Monday, September 25, 2023

70. The Black Tower by P.D. James

Hmm, so this is only the second P.D. James that I have read and the first with Adam Dalgliesh, who was her main character recurring detective.  As I started writing this, I thought this was one of the last in the series, as he is convalescing from some kind of illness and planning on retiring.  I see with a quick check that this is only the fifth of fourteen, so little harm done to a chronology nerd like myself.

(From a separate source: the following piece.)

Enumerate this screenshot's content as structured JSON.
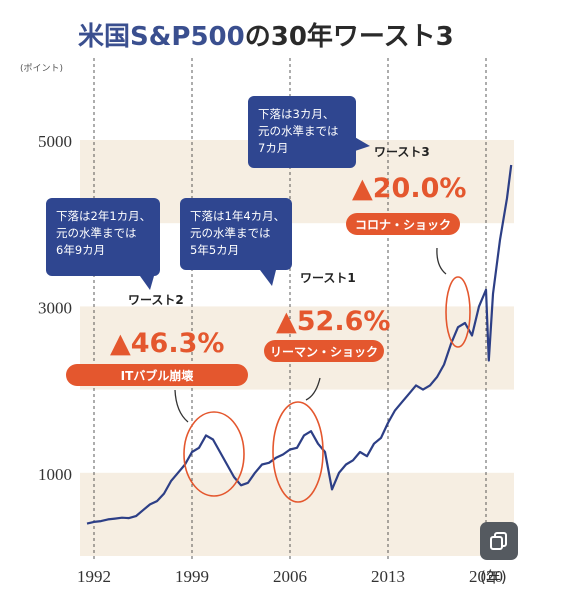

In the Black Tower, he decides to go to the Dorset countryside to respond to the summons of an old family friend and colleague to his father (who had some religious role), the curate Father Badderley.  Upon arriving at Toynton Grange, a home for the disabled, he discovers that Father Badderley had died of a heart attack a week earlier.  It seems unsurprising as he was 80 but the fact of the letter (he had not heard from him since he was a child and referred to needing Dalgliesh's help as a police commander) and some odd inconsistencies (he was wearing his habit, which he should have take off and his last diary was missing) push Dalgliesh to ambivalently poke around.

Much of the book is an exploration of this strange place, led by a semi-messianic pseudo-monk who claims to have experienced a healing miracle from debilitating disease paralysis himself.  Even before any actual crime, there is much skulduggery amongst the patients and the staff.  Many of the people that work there have scandalous pasts (the doctor who had an affair with an underage girl, the ex-con orderly, the nurse who hit a patient) and are there working for cheap and lodgings because they couldn't get work anywhere else.  The patients themselves all have various tragic pasts and difficult personalities above and beyond their disabilities.  And of course, actual skulduggery is afoot, which goes beyond Father Badderley's suspicious death.  Previously, another patient whom everyone hated for his cruel went tumbling over a cliff edge into the sea, either due to suicide or because the brakes on his wheelchair failed.  

I actually had to resort to a piece of scrap paper with all the characters listed and it really helped a lot to get me engaged.  I struggled through at first, but once I hit page 100 and more or less had the characters in my head (these white people with the white people names, who can keep them apart?), I got quite intrigued.  It ended up being a bit too long and one grows tired of the weary resentment of post-colonial England (everybody is just so unhappy and narrow) but I definitely wanted to find out the solution.  The reveal is actually quite cool and satisfying and I imagine if you were already a fan of Dalgliesh you would have been quite psyched to know that it spurred him to get back into the game and abandon his retirement. 

I won't seek out her books, but it is good to know they are out there if my on deck shelf ever runs dry (ha!) and I need a good mystery.  She also had quite a tough life and basically wrote her way to incredible success in life.  Pretty impressive.